The pressure to stay compliant is huge. In the UK, we’re constantly navigating strict regulations like the GDPR and the FCA's guidance on data protection and security. The regulators expect us to be proactive in managing vulnerabilities, especially since we handle sensitive customer data.
Aikido has been a game-changer for us. The 9-in-1 platform allows us to comprehensively cover every aspect of our software security. This approach makes it easier to meet regulatory requirements without piecing together multiple tools. A big plus has been the false-positive reduction. In a regulatory landscape, we don’t have the luxury of wasting time chasing down non-existent vulnerabilities. Aikido’s precision means that when an alert comes in, we can trust it’s something that requires action, which is invaluable during audits or compliance reviews. Plus, the clear UX allows our team to act swiftly, avoiding the complexity that usually comes with security tools. It ensures that we stay ahead of any potential compliance issues without disrupting our development flow.
What future regulation do you see coming down the line for other engineering leads & VPs to keep an eye on?
Future UK FinTech regulations are likely to focus on expanding Open Banking and enhancing digital assets oversight. With innovations like Variable Recurring Payments and a digital regulatory sandbox, engineering teams should prepare for tighter security standards and new API integrations.
Before Aikido, what kept you up at night in terms of security? How were you addressing security?
Honestly, it was a mess trying to manage different tools for each type of security check. We were constantly worried something would get missed, and the number of false positives made it even worse. Aikido brought everything together in one place, so now we’re catching real issues without all the noise, and it’s made our lives way easier.
We saw Bound is one of our few customers that pretty much solved every open issue reported. Has Aikido helped you out with this?
Absolutely! We pride ourselves on taking security very seriously (as most companies – hopefully – do). For us, Aikido has had a tremendous impact on how we approach vulnerability management and remediation. We consider it to be our single source of truth, and the platform’s deduplication & pre-filtering of false positives features really help us see the forest through the trees. Once a real vulnerability pops up, we have a trigger appear in our issue tracker (Linear) to ensure we fix it as soon as possible. The process is pretty neat and well embedded into our development cycle, and we rely on it a lot.
What's your experience in working together with the Aikido team?

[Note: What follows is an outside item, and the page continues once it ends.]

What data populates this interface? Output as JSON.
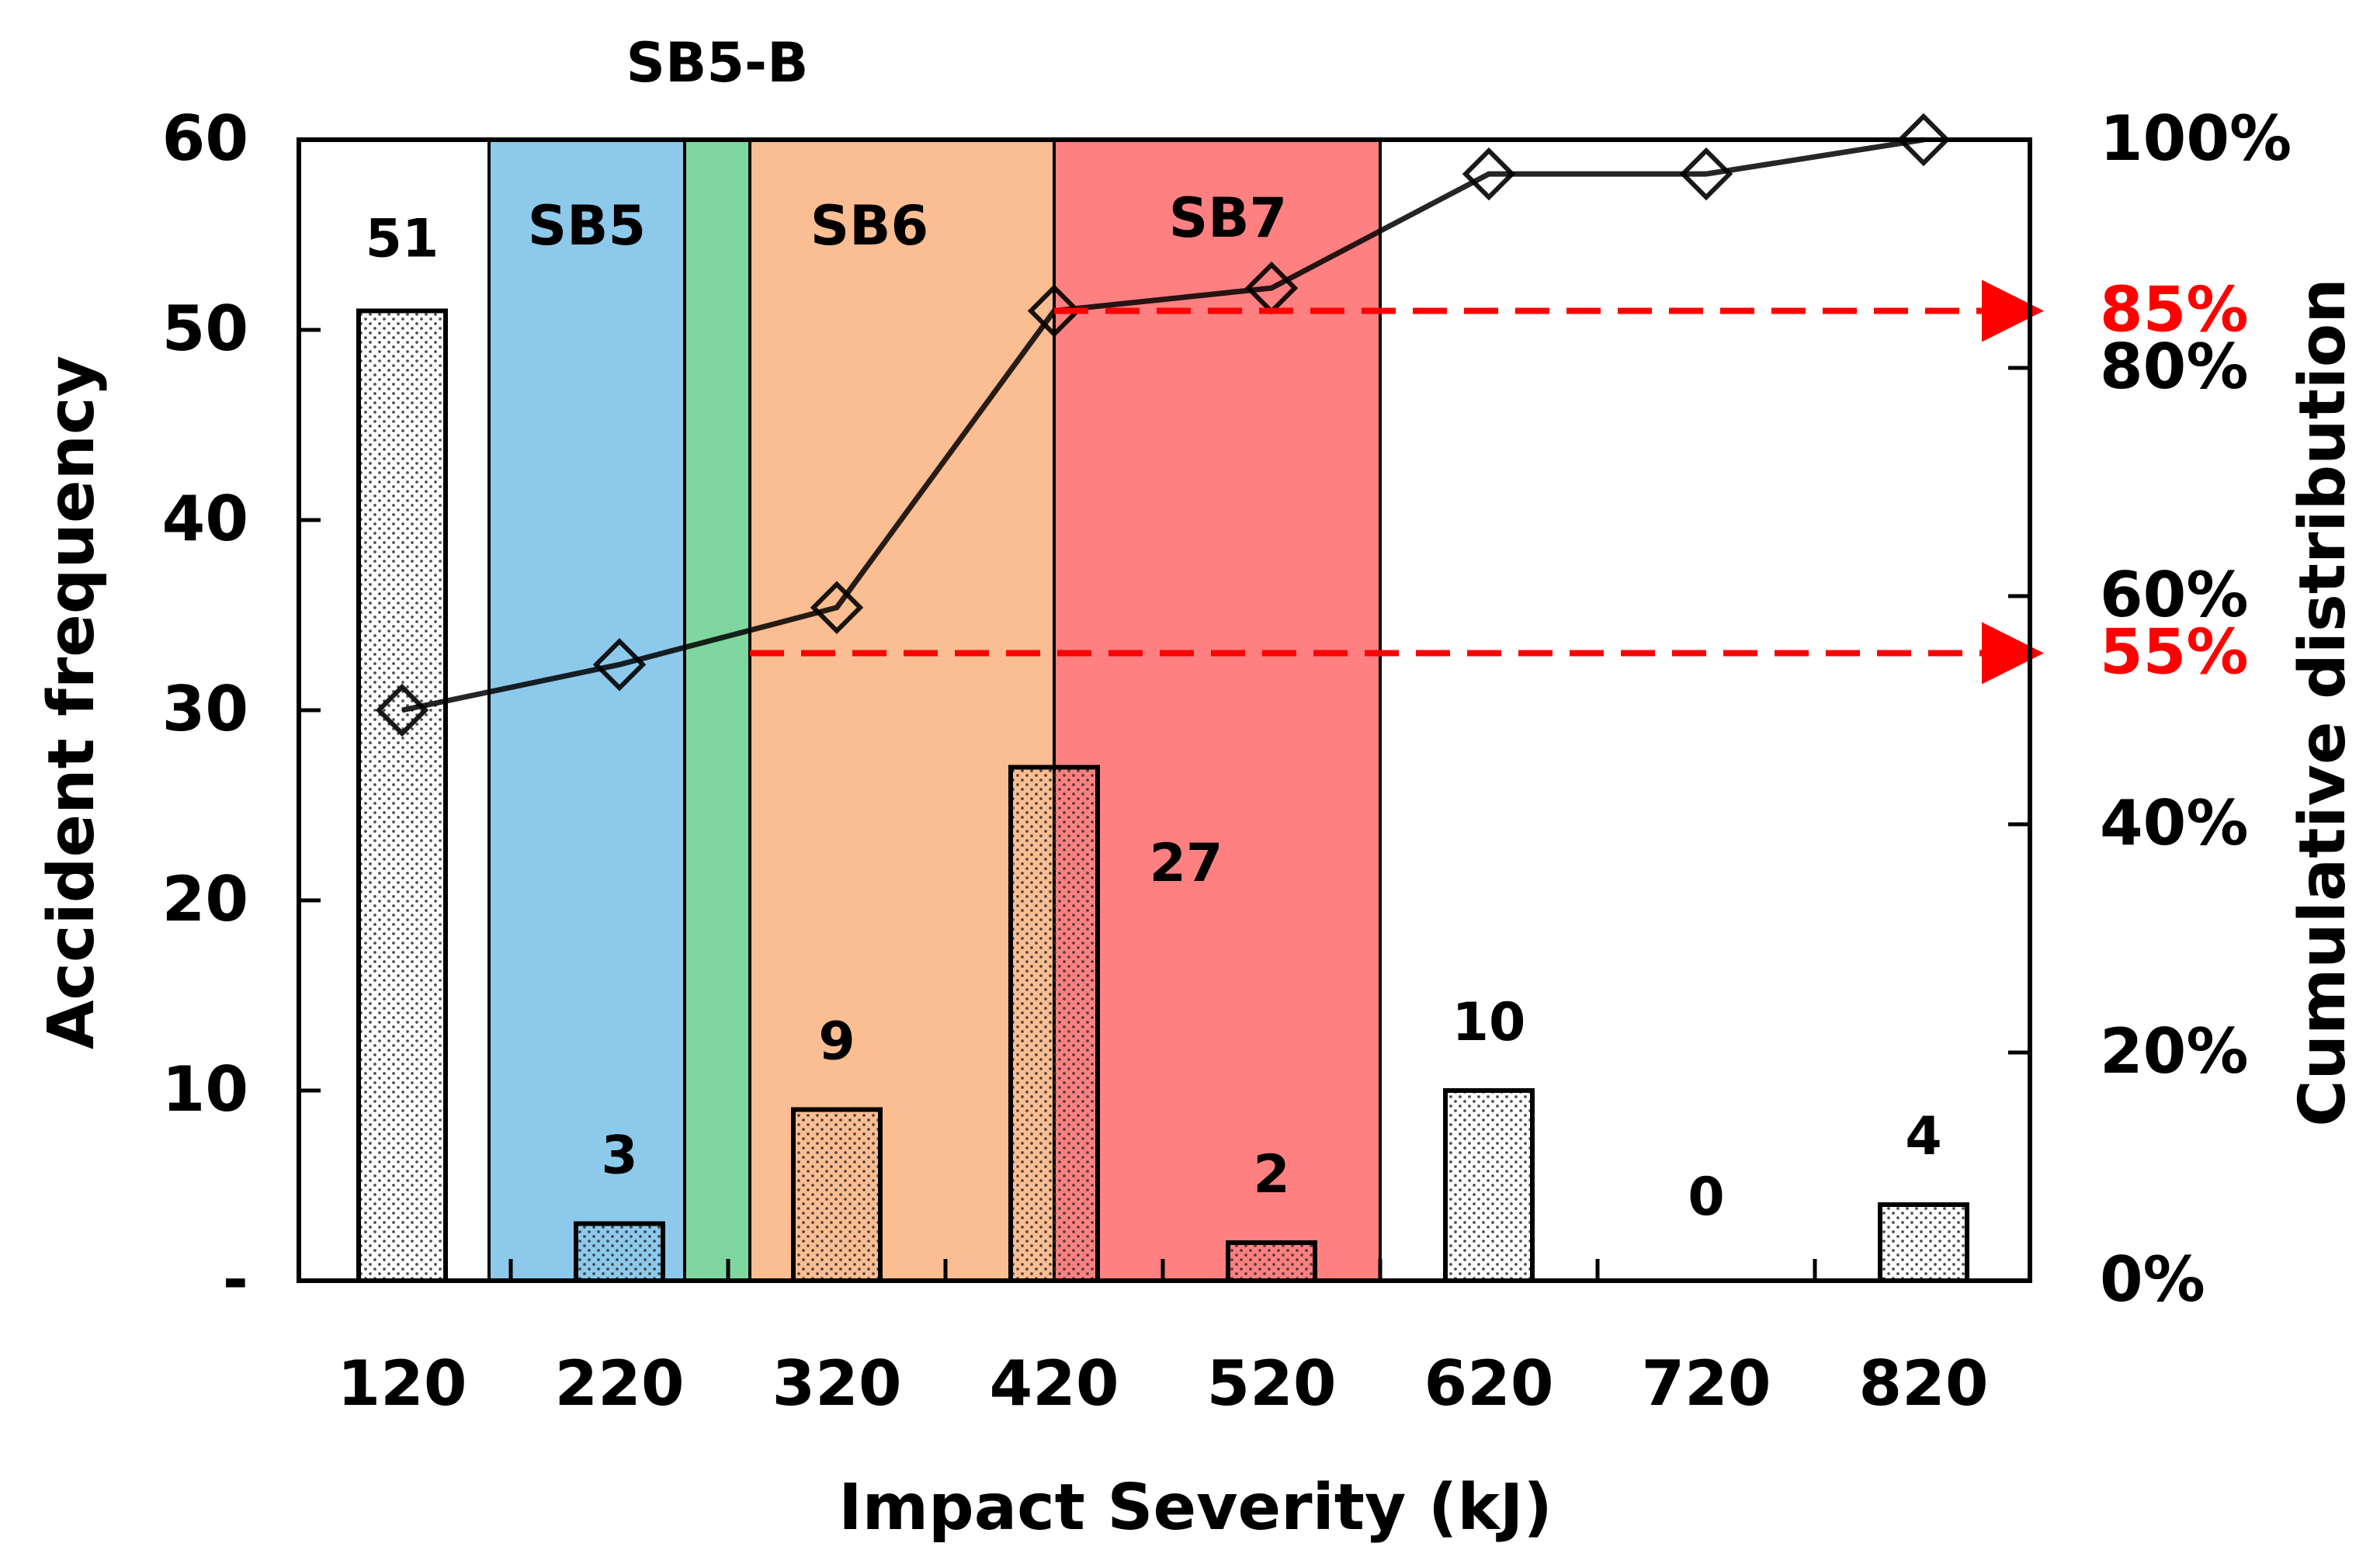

The team’s been super responsive and supportive from day 1. We’re able to share real time feedback, make requests, and receive relevant product updates through our joint Slack channel. At some point, I asked the Aikido team if they realized what they’ve gotten themselves into. We didn’t let their product team sleep once we realized we could ask all the things!

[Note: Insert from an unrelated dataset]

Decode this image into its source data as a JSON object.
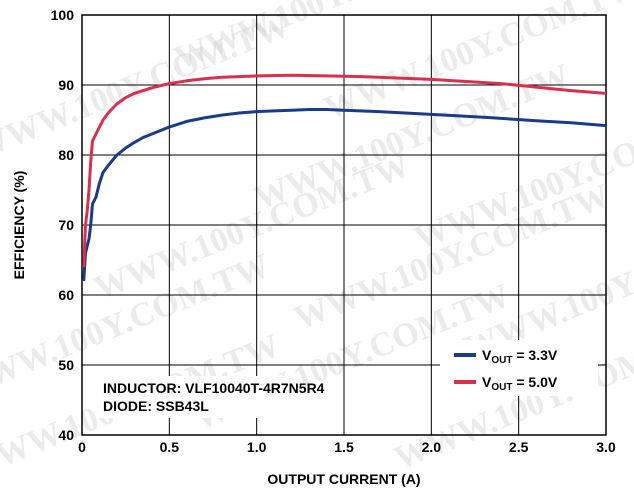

What's your favorite feature?
False-positive reduction aside, the ‘Import from GitHub’-button is very cool. I really like that all the repos automatically get assigned to a team. We can keep GitHub as the source of truth, while Aikido seamlessly maps everything out accordingly.
Any closing remarks?
We had our first penetration test and Amazon AWS security audit earlier this year, which went very well. We got nothing above a medium (and most of the mediums I didn’t entirely agree with anyway…). They probably would have found much more of interest if we hadn’t had Aikido shouting at us constantly, so thanks for that!